Principais Perguntas Respondidas no Relatório
Qual é o valor projetado do mercado de vacinas suínas até 2031?
Espera-se que o mercado de vacinas suínas atinja USD 4,73 bilhões até 2031.
Qual região está prevista para crescer mais rapidamente até 2031?
A Ásia-Pacífico está projetada para se expandir a uma CAGR de 14,25%, a mais alta entre todas as regiões.
Qual segmento de doença gera atualmente a maior receita?

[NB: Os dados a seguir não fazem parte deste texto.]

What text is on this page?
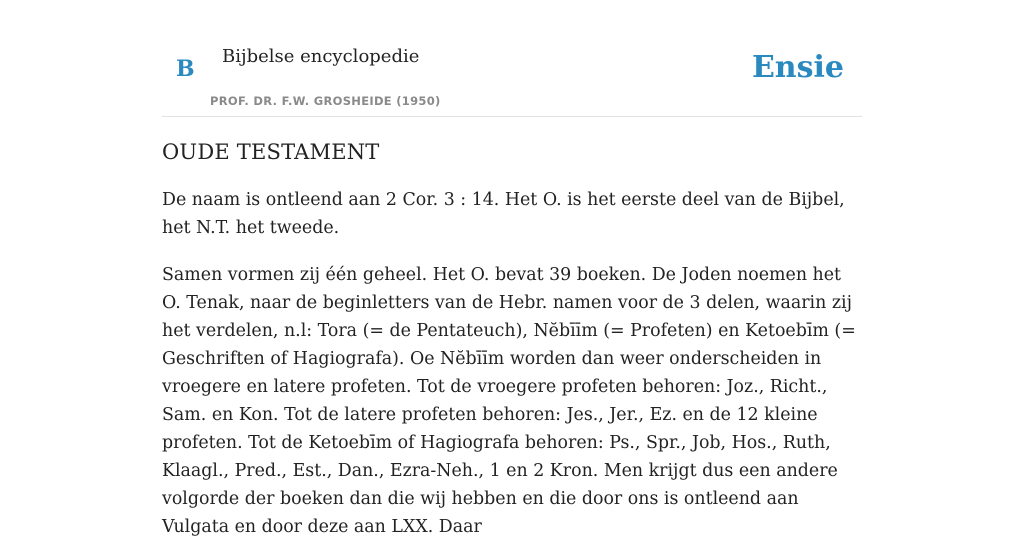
B Bijbelse encyclopedie
PROF. DR. F.W. GROSHEIDE (1950)
Ensie
OUDE TESTAMENT

De naam is ontleend aan 2 Cor. 3 : 14. Het O. is het eerste deel van de Bijbel, het N.T. het tweede.

Samen vormen zij één geheel. Het O. bevat 39 boeken. De Joden noemen het O. Tenak, naar de beginletters van de Hebr. namen voor de 3 delen, waarin zij het verdelen, n.l: Tora (= de Pentateuch), Nĕbīīm (= Profeten) en Ketoebīm (= Geschriften of Hagiografa). Oe Nĕbīīm worden dan weer onderscheiden in vroegere en latere profeten. Tot de vroegere profeten behoren: Joz., Richt., Sam. en Kon. Tot de latere profeten behoren: Jes., Jer., Ez. en de 12 kleine profeten. Tot de Ketoebīm of Hagiografa behoren: Ps., Spr., Job, Hos., Ruth, Klaagl., Pred., Est., Dan., Ezra-Neh., 1 en 2 Kron. Men krijgt dus een andere volgorde der boeken dan die wij hebben en die door ons is ontleend aan Vulgata en door deze aan LXX. Daar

As vacinas direcionadas a doenças diarreicas detêm a maior fatia, com 27,48% da receita de 2025.
Por que as vacinas multivalentes estão ganhando popularidade?
As formulações multivalentes reduzem o tempo de trabalho ao agrupar múltiplos antígenos em uma única injeção, mantendo a eficácia.
Como a regulamentação está influenciando a adoção de vacinas na América do Norte?
A Orientação nº 263 da FDA encerrou o uso preventivo de antibióticos em 2024, tornando as vacinas a principal ferramenta preventiva para os produtores de suínos.